Mentre il presidente del Consiglio con un tono di voce da oltretomba fallisce negli ultimi illusionismi di fine anno, Panebianco e Ricolfi tornano a denunciare il declino italiano indicandone lucidamente le cause. Angelo Panebianco, sul Magazine del Corriere, se la prende con la cultura catto-comunista che ancora prevale nella politica e nella società italiana.
Si continua a proclamare la necessità di «riforme», ma in pochi spiegano quali, per fare cosa. «Politici e commentatori parlano poco di sviluppo perché temono di urtare la sensibilità di quelli che pensano che lo sviluppo sia una cosa, al tempo stesso, sporca (inquinante) e peccaminosa, immorale. E' più facile sentire omelie contro il denaro e il consumismo (e quindi, implicitamente, contro la crescita economica) che convinti discorsi a favore dello sviluppo». Semmai, abbondano discorsi a favore della «ridistribuzione senza crescita», che sembrano «ispirati a ideali di comunismo primitivo». Ma se in breve tempo non saremo in grado di sviluppare un tasso di crescita superiore al 3/4% annuo andremo incontro a un «impoverimento collettivo», e i greci, oltre che gli spagnoli, ci sorpasseranno.
E' «difficile immaginare un esecutivo ancora più dannoso e scomposto di quello che ci ha governati in questa legislatura», ma per Luca Ricolfi è anche «improbabile che un nuovo governo affronti i problemi che più stanno a cuore alla gente comune». E non solo perché «i nostri politici si sono autoconvinti che se non riescono a decidere non è colpa loro, ma delle istituzioni».

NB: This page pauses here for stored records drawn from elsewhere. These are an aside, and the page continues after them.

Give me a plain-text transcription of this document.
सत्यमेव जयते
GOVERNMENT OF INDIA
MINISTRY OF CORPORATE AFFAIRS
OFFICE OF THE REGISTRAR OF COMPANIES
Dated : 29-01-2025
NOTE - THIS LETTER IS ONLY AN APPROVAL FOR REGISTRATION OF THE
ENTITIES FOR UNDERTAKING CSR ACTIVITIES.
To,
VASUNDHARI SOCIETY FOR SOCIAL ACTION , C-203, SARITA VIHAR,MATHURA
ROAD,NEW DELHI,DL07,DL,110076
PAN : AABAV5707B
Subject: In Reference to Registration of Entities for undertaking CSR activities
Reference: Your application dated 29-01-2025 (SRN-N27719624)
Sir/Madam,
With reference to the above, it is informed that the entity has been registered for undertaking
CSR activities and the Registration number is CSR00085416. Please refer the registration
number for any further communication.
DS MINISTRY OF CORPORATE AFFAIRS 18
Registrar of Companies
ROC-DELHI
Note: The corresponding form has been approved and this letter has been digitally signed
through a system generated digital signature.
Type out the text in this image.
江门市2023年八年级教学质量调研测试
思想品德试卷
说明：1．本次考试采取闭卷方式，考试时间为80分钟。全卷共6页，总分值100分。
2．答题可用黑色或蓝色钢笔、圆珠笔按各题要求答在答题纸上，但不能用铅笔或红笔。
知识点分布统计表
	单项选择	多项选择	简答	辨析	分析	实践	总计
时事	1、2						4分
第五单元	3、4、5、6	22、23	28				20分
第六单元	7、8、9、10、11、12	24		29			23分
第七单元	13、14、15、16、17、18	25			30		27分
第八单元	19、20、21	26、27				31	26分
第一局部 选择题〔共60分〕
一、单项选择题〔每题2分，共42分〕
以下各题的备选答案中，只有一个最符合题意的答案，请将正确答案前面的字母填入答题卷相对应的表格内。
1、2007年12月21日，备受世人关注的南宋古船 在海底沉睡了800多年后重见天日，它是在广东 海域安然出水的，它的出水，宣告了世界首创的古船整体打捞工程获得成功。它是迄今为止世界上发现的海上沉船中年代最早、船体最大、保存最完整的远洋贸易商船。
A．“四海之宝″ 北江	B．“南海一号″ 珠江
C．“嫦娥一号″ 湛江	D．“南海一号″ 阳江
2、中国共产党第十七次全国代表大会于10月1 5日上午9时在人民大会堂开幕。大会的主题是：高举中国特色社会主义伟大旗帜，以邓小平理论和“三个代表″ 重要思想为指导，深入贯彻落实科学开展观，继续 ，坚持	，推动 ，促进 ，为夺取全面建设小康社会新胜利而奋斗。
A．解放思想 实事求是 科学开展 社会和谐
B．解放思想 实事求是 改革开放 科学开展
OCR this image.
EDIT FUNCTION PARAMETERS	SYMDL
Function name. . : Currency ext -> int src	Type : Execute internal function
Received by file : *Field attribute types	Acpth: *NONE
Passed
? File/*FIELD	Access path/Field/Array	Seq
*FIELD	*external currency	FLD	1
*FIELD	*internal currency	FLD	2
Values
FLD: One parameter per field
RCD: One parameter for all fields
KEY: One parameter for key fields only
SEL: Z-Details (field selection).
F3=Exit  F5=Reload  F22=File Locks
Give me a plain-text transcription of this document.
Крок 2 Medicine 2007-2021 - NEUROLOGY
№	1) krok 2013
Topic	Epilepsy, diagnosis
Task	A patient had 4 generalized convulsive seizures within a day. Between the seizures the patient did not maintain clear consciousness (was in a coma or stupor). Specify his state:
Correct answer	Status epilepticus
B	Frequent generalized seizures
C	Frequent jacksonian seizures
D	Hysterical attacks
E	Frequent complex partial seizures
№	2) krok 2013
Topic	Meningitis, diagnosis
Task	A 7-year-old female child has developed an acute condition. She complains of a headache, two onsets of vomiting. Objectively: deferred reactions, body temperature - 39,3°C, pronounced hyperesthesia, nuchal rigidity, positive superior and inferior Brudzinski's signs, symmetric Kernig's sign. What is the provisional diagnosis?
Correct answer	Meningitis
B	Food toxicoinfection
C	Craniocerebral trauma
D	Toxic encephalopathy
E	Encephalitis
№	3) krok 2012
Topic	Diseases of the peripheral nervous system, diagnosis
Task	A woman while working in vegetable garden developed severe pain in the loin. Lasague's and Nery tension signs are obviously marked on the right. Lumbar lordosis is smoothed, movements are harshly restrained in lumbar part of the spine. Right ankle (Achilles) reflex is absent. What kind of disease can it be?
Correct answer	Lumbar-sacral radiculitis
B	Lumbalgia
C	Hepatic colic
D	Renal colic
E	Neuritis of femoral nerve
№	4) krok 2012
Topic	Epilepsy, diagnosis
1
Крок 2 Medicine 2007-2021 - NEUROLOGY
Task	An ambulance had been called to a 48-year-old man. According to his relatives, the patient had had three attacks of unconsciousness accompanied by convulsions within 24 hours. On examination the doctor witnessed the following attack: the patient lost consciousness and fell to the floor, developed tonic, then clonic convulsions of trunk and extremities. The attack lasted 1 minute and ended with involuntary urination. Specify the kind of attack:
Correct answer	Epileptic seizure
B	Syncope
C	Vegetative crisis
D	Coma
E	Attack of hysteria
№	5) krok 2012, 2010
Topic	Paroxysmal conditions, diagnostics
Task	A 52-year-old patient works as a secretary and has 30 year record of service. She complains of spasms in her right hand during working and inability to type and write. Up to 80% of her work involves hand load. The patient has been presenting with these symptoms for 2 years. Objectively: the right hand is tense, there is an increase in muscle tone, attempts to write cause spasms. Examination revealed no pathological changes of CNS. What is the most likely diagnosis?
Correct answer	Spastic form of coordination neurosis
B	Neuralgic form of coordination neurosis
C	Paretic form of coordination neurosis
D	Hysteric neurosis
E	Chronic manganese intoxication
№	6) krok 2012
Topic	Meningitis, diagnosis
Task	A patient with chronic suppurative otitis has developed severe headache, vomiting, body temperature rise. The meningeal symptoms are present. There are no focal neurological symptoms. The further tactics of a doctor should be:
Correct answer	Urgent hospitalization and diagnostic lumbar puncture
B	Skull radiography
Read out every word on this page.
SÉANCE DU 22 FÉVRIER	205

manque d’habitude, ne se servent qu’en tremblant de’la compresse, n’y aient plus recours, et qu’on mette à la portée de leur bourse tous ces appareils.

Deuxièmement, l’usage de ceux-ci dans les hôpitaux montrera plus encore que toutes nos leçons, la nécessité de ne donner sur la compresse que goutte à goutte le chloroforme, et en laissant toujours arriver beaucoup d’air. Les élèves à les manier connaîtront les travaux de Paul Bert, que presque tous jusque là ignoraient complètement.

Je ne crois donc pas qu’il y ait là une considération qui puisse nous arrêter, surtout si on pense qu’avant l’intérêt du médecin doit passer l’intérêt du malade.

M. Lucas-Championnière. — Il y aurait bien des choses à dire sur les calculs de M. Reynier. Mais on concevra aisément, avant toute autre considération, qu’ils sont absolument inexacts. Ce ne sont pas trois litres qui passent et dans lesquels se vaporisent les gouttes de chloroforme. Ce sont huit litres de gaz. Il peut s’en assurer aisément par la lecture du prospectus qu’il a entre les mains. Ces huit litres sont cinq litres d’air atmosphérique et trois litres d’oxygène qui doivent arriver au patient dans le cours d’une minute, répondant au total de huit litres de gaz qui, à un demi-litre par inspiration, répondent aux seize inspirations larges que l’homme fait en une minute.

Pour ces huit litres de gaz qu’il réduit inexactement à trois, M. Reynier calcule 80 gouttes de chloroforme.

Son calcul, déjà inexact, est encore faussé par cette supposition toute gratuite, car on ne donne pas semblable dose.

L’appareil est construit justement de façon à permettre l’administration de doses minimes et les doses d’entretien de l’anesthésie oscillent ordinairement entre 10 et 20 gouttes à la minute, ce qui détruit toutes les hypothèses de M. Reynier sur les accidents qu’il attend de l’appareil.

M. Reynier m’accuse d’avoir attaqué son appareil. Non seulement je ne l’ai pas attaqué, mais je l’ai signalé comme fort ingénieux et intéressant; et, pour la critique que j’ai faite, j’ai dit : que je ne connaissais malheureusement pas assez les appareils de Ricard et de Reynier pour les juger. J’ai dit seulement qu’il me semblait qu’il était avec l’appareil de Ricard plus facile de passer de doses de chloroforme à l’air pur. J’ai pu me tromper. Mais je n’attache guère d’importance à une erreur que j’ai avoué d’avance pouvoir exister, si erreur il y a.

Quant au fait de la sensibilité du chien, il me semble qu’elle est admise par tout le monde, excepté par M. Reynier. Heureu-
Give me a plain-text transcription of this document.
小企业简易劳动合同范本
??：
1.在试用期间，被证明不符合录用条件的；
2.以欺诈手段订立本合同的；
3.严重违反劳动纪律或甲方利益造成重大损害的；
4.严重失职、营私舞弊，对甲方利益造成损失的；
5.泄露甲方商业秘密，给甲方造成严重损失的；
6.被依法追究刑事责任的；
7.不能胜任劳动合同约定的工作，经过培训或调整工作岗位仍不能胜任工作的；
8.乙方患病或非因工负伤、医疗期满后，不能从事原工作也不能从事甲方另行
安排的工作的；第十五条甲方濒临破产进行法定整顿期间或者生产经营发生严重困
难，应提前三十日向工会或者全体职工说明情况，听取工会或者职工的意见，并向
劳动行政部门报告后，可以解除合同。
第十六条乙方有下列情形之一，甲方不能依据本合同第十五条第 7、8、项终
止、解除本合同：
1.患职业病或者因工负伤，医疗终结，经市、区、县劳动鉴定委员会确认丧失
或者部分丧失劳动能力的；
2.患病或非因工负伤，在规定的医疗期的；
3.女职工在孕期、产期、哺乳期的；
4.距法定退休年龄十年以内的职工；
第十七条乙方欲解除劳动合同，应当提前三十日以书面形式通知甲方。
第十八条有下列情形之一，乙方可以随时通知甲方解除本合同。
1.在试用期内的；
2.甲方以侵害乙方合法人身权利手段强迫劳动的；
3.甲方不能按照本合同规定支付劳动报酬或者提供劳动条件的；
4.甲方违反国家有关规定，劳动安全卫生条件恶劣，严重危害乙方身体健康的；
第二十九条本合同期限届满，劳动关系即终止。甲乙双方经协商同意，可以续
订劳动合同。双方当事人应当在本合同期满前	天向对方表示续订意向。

Anche perché quel "partito del rigore" che potrebbe subentrare, scalzando Rifondazione e i sindacati per tentare di realizzare «quel che Prodi e Padoa-Schioppa hanno sempre promesso nei loro Dpef, senza però mai mantenere l'impegno a causa dell'opposizione della sinistra estrema», punterebbe a «risanare i conti tenendo alta la pressione fiscale e tagliando la spesa corrente». Sarebbe ragionevole, si chiede Ricolfi, una simile politica, a prescindere dalle sue possibilità di successo?
No, perché non terrebbe conto di due questioni fondamentali: il drammatico calo del potere di acquisto e lo stato sociale «sprecone» e «incompleto». Non basta, insomma, «liberarci dal partito della spesa», se poi finiamo nelle mani di quello «dei banchieri». Ricolfi indica «tre impegni fondamentali»: una «vera riduzione delle imposte»; finanziare lo stato sociale eliminando gli sprechi: se «il ministro X vuole spendere 100 per un nuovo servizio, il governo gli concede 30 ma solo dopo che il ministro ha già raccolto 70 eliminando sprechi in un servizio preesistente (secondo valutazioni prudenti, gli sprechi eliminabili senza ridurre i servizi erogati superano ampiamente i 50 miliardi di euro all'anno)»; un «piano oculato di dismissioni e privatizzazioni».